Je dois ramener le balancier de leur côté, tout en continuant à servir nos clients. Certains pensent que j’aurais pu en laisser partir plus que 40, mais c’est faux. J’ai besoin de cette main-d’oeuvre pour garder mes clients satisfaits.

 

Vous vous êtes également engagé à réduire votre empreinte immobilière.

Oui, on a aussi réduit nos dépenses en immobilier parce que aujourd’hui, on ne s’en sert pas. Ça ne me fait pas mal au coeur de la couper. En technologie, de demander aux gens de revenir au bureau, ça ne marche pas. On a donc réduit nos espaces presque partout, au fur et à mesure que les baux venaient à terme. Dans certains cas, on a plutôt réussi à les sous-louer. Dans l’ensemble, dans toute l’entreprise, les bureaux physiques sont à peu près entre 20% et 30% de ce qu’ils étaient avant.

À Longueuil, on avait de la place pour près de 400 personnes sur quatre étages. En moyenne, en 2022, il y avait 11 personnes par jour dans les bureaux. On a tout essayé:des 5 à 7, des dîners, des conférences, des séances de remue-méninges (brainstorm). Le plus de personnes qu’on a eues, c’était 47.

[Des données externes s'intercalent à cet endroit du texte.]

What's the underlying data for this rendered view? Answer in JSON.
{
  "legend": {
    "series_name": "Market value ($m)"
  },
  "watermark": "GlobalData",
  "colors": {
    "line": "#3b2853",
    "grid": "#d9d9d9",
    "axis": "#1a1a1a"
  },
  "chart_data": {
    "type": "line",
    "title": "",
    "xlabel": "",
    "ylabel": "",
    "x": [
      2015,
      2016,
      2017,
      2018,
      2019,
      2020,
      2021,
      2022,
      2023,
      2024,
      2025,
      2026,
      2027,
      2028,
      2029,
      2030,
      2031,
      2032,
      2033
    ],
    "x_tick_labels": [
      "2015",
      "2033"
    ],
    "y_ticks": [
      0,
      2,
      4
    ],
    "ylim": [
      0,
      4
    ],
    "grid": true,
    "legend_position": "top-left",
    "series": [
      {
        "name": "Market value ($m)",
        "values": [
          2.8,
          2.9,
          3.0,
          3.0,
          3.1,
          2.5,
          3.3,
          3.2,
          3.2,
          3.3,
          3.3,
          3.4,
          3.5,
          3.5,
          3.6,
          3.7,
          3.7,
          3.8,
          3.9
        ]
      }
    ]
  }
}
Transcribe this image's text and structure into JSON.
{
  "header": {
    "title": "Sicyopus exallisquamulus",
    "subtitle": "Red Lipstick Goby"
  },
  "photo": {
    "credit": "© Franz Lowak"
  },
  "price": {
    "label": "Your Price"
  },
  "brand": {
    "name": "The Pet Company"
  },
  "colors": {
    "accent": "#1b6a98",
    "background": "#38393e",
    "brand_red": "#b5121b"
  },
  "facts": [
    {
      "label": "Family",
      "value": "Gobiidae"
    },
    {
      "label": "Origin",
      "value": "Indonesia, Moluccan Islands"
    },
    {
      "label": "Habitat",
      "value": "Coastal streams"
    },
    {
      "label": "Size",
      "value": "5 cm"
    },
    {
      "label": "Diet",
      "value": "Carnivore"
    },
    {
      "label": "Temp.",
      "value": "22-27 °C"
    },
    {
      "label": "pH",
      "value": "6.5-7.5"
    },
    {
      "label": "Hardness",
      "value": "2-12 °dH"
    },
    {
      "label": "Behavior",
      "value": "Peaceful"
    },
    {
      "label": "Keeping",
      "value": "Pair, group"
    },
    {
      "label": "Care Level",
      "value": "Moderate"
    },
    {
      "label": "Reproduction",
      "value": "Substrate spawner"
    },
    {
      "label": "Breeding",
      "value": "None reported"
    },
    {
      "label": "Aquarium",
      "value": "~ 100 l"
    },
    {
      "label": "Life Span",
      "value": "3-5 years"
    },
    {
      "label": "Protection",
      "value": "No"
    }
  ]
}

Donc, on ne peut pas justifier de garder un espace de 40 000 pieds carrés pour si peu de gens. Le télétravail, pour nous, c’est efficace, c’est pourquoi on l’a adopté sur une base plus permanente, tout en faisant des rencontres pour que nos équipes puissent travailler en équipe. Mais le travail d’informaticien est quand même fondamentalement solitaire. Le travail à la maison convient très bien à ce métier.